More than 1,000 unallocated children-in-need cases in Essex

    Essex Council has established an emergency team of 21 social workers to help clear a backlog of more than 1,000 unallocated cases of children in need.

    A spokesperson for the authority, under special measures imposed by the government, said it had agreed on a timetable to clear the backlog – from a total of more than 8,000 cases of children in need and looked-after children in the county – by the end of May 2010.

    The council was originally ordered to improve its children’s social care services by the end of March 2010 or face some of its functions being outsourced.

    The Department for Children, Schools and Families issued an improvement notice in March last year after an annual performance assessment by Ofsted rated its safeguarding services “inadequate”.

    News that the council has failed to tackle the problem of unallocated cases follows an announcement in December by children’s minister Dawn Primarolo, who strengthened intervention after an unannounced Ofsted inspection in November found progress at the authority had been limited.

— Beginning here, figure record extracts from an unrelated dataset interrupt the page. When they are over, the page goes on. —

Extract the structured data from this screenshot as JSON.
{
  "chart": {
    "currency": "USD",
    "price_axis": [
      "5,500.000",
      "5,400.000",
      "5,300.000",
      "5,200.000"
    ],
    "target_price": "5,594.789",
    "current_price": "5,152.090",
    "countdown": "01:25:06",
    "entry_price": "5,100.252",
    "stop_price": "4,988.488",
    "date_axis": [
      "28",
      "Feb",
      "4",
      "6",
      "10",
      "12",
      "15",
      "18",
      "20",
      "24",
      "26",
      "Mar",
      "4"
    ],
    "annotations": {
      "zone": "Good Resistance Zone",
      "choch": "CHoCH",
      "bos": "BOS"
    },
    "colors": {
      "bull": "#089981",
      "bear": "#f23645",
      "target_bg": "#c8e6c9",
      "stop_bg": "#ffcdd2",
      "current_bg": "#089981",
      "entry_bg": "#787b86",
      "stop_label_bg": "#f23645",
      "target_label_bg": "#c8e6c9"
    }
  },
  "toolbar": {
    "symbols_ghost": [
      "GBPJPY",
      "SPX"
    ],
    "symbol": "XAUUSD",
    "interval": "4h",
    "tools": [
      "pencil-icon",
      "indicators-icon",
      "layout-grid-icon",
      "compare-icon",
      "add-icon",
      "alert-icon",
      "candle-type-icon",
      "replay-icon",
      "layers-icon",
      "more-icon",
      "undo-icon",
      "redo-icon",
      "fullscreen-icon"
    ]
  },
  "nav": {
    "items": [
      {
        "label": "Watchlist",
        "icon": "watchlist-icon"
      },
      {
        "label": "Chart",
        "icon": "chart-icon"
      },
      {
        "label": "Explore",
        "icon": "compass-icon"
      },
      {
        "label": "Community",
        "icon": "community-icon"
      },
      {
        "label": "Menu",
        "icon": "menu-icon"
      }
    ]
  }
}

    Primarolo ordered the establishment of an improvement board to oversee progress, while two consultants from the DCSF are working with the council to draft a final improvement plan. She welcomed the appointment last summer of Malcolm Newsam, previously interim director at Thurrock Council, as director of children’s services.

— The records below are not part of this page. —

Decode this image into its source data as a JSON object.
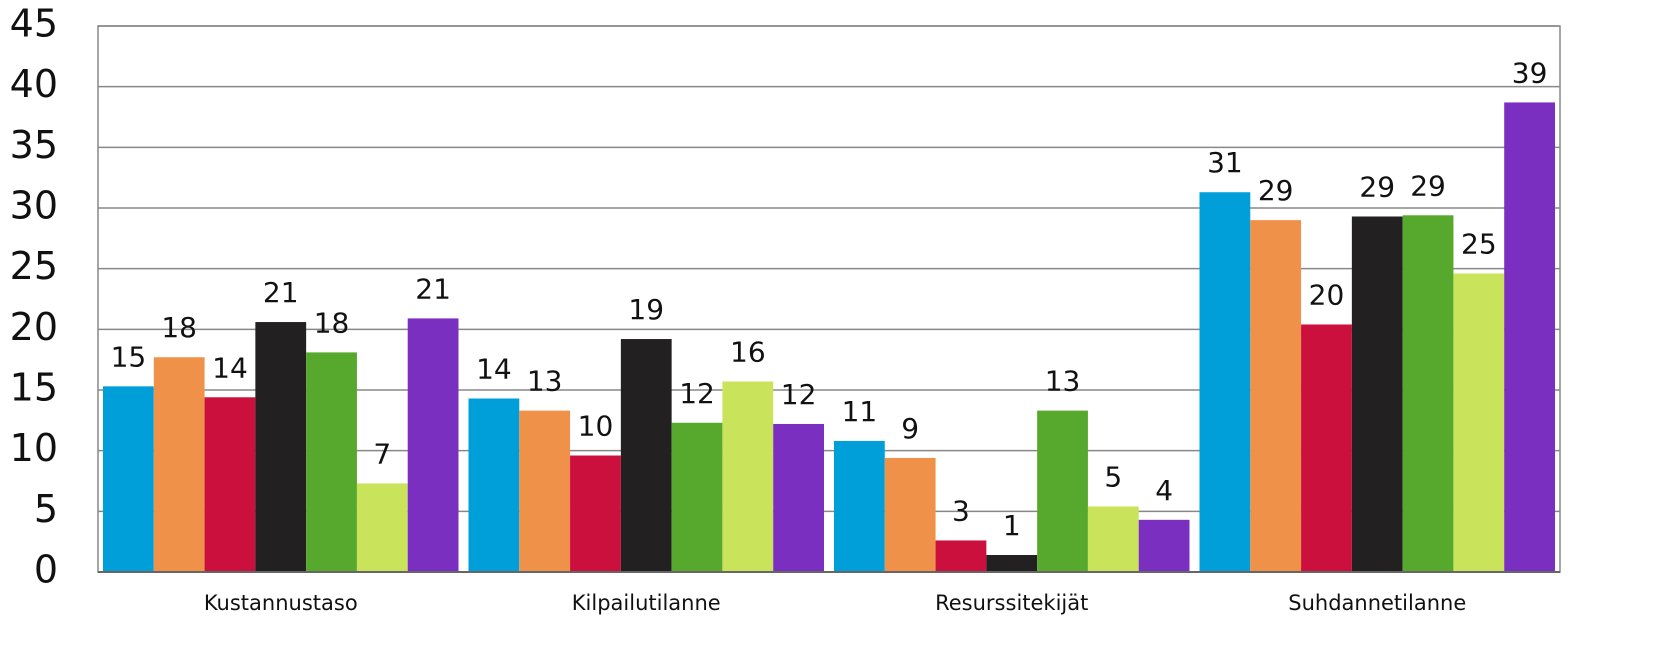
{
  "chart_data": {
    "type": "bar",
    "categories": [
      "Kustannustaso",
      "Kilpailutilanne",
      "Resurssitekijät",
      "Suhdannetilanne"
    ],
    "series": [
      {
        "color": "#009fda",
        "values": [
          15.3,
          14.3,
          10.8,
          31.3
        ],
        "value_labels": [
          "15",
          "14",
          "11",
          "31"
        ]
      },
      {
        "color": "#f0914a",
        "values": [
          17.7,
          13.3,
          9.4,
          29.0
        ],
        "value_labels": [
          "18",
          "13",
          "9",
          "29"
        ]
      },
      {
        "color": "#cc103d",
        "values": [
          14.4,
          9.6,
          2.6,
          20.4
        ],
        "value_labels": [
          "14",
          "10",
          "3",
          "20"
        ]
      },
      {
        "color": "#222020",
        "values": [
          20.6,
          19.2,
          1.4,
          29.3
        ],
        "value_labels": [
          "21",
          "19",
          "1",
          "29"
        ]
      },
      {
        "color": "#57a92d",
        "values": [
          18.1,
          12.3,
          13.3,
          29.4
        ],
        "value_labels": [
          "18",
          "12",
          "13",
          "29"
        ]
      },
      {
        "color": "#c9e45a",
        "values": [
          7.3,
          15.7,
          5.4,
          24.6
        ],
        "value_labels": [
          "7",
          "16",
          "5",
          "25"
        ]
      },
      {
        "color": "#7b2fc1",
        "values": [
          20.9,
          12.2,
          4.3,
          38.7
        ],
        "value_labels": [
          "21",
          "12",
          "4",
          "39"
        ]
      }
    ],
    "ylim": [
      0,
      45
    ],
    "yticks": [
      0,
      5,
      10,
      15,
      20,
      25,
      30,
      35,
      40,
      45
    ],
    "grid": true
  }
}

    Although the number of unallocated cases has fallen by more than 800 in the past two months, Peter Martin, deputy leader of Essex Council, admitted that it is still not at an “acceptable level”.

    Martin said he was committed to ensuring that all children received support from an allocated social worker.

    He added that none of the remaining unallocated cases involved children on the at-risk register.

    The council refuted suggestions that the levels of unallocated are due to staff shortages. A spokesperson said there were currently six social worker vacancies.